Availability Bias Availability bias refers to the use of future data, rather than data that can be collected at the time, during the experiment, which will lead to deviations in the experimental results. For example, if the financial statements are restated or revised in the same period last year, they are future data. If this data is used as a stock selection condition, the strategy will not be able to accurately reflect the real trading situation. TEJ exclusively provides users with financial report data before re-editing and makes it into a financial database for investment to improve the accuracy of strategy. Furthermore, the date of announcement is also included. As mentioned above, the price of the news on the announcement day is the most authentic. Therefore, the announcement day is necessary information for quantitative strategies.

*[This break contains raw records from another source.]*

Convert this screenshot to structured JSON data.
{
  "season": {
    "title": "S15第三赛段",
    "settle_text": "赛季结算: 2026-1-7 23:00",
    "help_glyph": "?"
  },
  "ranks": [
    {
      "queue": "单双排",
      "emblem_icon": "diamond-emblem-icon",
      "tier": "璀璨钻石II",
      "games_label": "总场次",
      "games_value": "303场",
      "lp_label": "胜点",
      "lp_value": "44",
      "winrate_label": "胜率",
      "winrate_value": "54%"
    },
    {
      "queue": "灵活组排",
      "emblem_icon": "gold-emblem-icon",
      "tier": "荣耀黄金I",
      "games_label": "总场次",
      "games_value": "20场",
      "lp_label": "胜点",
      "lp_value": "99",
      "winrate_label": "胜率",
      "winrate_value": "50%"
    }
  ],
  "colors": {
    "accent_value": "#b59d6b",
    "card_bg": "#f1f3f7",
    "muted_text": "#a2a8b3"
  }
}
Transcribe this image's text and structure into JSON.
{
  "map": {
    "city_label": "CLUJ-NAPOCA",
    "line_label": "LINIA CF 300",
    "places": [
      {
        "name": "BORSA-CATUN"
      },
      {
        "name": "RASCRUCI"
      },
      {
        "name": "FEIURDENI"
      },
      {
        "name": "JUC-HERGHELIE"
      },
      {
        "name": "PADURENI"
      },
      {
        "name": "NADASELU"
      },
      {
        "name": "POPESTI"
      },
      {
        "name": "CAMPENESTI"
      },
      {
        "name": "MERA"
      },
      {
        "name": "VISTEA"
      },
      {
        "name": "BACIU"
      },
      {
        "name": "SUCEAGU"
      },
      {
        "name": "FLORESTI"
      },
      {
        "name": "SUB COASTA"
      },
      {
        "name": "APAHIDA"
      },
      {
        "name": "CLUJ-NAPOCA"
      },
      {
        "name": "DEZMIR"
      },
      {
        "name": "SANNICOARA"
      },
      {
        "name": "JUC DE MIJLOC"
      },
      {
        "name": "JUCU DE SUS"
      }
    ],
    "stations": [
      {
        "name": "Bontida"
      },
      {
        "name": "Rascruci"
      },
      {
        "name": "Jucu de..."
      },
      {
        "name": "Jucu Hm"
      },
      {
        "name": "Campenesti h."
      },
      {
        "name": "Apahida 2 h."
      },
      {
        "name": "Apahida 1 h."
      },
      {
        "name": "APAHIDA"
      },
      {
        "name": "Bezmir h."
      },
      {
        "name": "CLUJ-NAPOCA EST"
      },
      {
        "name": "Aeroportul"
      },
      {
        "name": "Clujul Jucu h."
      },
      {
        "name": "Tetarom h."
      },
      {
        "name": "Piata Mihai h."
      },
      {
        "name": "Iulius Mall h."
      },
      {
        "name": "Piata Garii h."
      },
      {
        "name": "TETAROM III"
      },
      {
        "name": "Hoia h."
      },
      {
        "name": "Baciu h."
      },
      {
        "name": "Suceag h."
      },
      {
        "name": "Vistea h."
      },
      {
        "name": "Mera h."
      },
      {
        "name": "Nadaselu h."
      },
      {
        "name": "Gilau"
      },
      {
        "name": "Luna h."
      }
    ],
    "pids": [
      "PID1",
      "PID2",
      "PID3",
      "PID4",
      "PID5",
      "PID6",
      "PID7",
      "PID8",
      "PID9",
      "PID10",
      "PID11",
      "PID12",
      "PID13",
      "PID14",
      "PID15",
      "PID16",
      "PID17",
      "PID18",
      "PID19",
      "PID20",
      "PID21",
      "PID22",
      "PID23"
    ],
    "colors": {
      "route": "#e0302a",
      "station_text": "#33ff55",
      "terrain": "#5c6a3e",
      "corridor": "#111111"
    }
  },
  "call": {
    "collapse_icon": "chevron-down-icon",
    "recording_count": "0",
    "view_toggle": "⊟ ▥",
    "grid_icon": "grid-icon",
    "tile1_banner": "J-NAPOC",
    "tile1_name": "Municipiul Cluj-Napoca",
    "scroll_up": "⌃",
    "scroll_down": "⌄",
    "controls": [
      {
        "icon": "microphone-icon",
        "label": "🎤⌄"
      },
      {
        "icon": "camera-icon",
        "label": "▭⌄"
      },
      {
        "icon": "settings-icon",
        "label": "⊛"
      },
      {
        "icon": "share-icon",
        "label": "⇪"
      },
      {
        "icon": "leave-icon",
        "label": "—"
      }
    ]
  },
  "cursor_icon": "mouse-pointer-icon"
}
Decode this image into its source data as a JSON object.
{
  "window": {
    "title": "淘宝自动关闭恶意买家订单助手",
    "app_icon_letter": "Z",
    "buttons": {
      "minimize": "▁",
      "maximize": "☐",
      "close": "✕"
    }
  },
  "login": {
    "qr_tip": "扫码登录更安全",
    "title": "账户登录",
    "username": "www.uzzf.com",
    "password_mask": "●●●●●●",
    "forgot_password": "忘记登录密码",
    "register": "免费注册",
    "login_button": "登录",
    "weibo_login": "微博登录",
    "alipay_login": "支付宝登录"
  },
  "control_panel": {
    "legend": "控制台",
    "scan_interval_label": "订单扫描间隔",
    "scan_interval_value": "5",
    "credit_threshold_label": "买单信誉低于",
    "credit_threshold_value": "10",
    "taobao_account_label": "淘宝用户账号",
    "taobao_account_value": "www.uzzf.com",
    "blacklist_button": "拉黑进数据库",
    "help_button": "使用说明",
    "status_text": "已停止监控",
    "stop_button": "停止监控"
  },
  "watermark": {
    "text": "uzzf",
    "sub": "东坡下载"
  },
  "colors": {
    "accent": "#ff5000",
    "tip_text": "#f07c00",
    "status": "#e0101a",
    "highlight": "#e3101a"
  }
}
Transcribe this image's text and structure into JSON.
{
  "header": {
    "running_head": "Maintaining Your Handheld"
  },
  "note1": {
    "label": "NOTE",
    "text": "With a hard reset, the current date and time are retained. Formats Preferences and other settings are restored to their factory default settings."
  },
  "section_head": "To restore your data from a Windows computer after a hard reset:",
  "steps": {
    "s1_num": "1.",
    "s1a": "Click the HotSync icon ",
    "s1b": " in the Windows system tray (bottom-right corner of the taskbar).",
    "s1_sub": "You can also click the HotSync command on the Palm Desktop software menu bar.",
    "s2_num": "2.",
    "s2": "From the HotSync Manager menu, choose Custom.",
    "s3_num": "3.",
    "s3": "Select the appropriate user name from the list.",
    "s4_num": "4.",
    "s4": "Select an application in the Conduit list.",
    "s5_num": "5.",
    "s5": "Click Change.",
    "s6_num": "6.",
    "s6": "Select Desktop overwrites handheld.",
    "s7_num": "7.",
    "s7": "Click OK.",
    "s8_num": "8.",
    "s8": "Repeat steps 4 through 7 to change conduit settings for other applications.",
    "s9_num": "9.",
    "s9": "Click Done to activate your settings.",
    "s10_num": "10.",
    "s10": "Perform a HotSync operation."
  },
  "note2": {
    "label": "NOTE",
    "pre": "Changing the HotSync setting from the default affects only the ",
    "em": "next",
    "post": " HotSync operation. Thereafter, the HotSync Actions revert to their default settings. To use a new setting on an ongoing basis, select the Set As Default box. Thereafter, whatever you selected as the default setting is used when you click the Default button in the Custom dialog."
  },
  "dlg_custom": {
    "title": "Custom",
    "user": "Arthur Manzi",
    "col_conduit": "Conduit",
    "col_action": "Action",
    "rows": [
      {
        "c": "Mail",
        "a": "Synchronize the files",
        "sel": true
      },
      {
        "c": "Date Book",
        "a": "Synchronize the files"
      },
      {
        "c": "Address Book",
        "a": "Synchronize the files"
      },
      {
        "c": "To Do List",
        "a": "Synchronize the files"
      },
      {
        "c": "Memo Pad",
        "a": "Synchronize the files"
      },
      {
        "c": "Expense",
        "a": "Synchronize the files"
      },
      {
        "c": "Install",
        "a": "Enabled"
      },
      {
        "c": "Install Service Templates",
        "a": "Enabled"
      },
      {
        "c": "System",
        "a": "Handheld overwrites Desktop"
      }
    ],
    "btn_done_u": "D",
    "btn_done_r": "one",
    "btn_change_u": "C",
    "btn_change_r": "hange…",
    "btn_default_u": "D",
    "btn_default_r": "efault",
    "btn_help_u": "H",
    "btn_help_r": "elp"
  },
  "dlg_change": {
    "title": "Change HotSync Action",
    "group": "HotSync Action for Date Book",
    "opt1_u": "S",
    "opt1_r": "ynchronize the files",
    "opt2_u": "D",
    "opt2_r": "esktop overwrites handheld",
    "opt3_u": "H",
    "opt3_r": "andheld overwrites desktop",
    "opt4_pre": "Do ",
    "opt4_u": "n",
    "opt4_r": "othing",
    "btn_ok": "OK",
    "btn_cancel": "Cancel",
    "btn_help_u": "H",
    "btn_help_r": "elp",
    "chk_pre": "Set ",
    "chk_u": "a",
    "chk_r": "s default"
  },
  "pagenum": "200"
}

Look Ahead Bias If you do not pay attention to the time point of the financial report announcement, the end date of the financial report is mistakenly used as the start point. For example, the end date of the annual financial statement is December 31 of the current year, and the financial report information is not announced until the end of March of the following year. If the date of December 31 of the current year is misused, it is look-ahead bias. In addition to providing the date of the financial report, the TEJ database also provides the date of the financial report announcement. The announcement date is used to understand the stock price reaction to avoid strategic misjudgment.
Historical Stock Price Adjustment When conducting stock analysis, whether the price information has passed the time point when the company distributes dividends and increases or decreases capital will also greatly affect the return. And to avoid the unusual fluctuation of the price on the ex-dividend day, and to compare the current price with the past price on the same benchmark, we must use the TEJ-adjusted stock price as the back testing data.
With the four key features of the above, and TEJ Database allows researchers to directly access the cleaned information, which greatly saves data the time of processing data.
Figure 1. Point-in-Time Data Features
There is a Chinese saying, that goes, “if you want to do good work, you must first sharpen your tools.” When researchers conduct quantitative investment analysis, they need a lot of data support. They must use point-in-time data to solve the major differences between quantitative data and general data to improve accuracy of their investment strategies.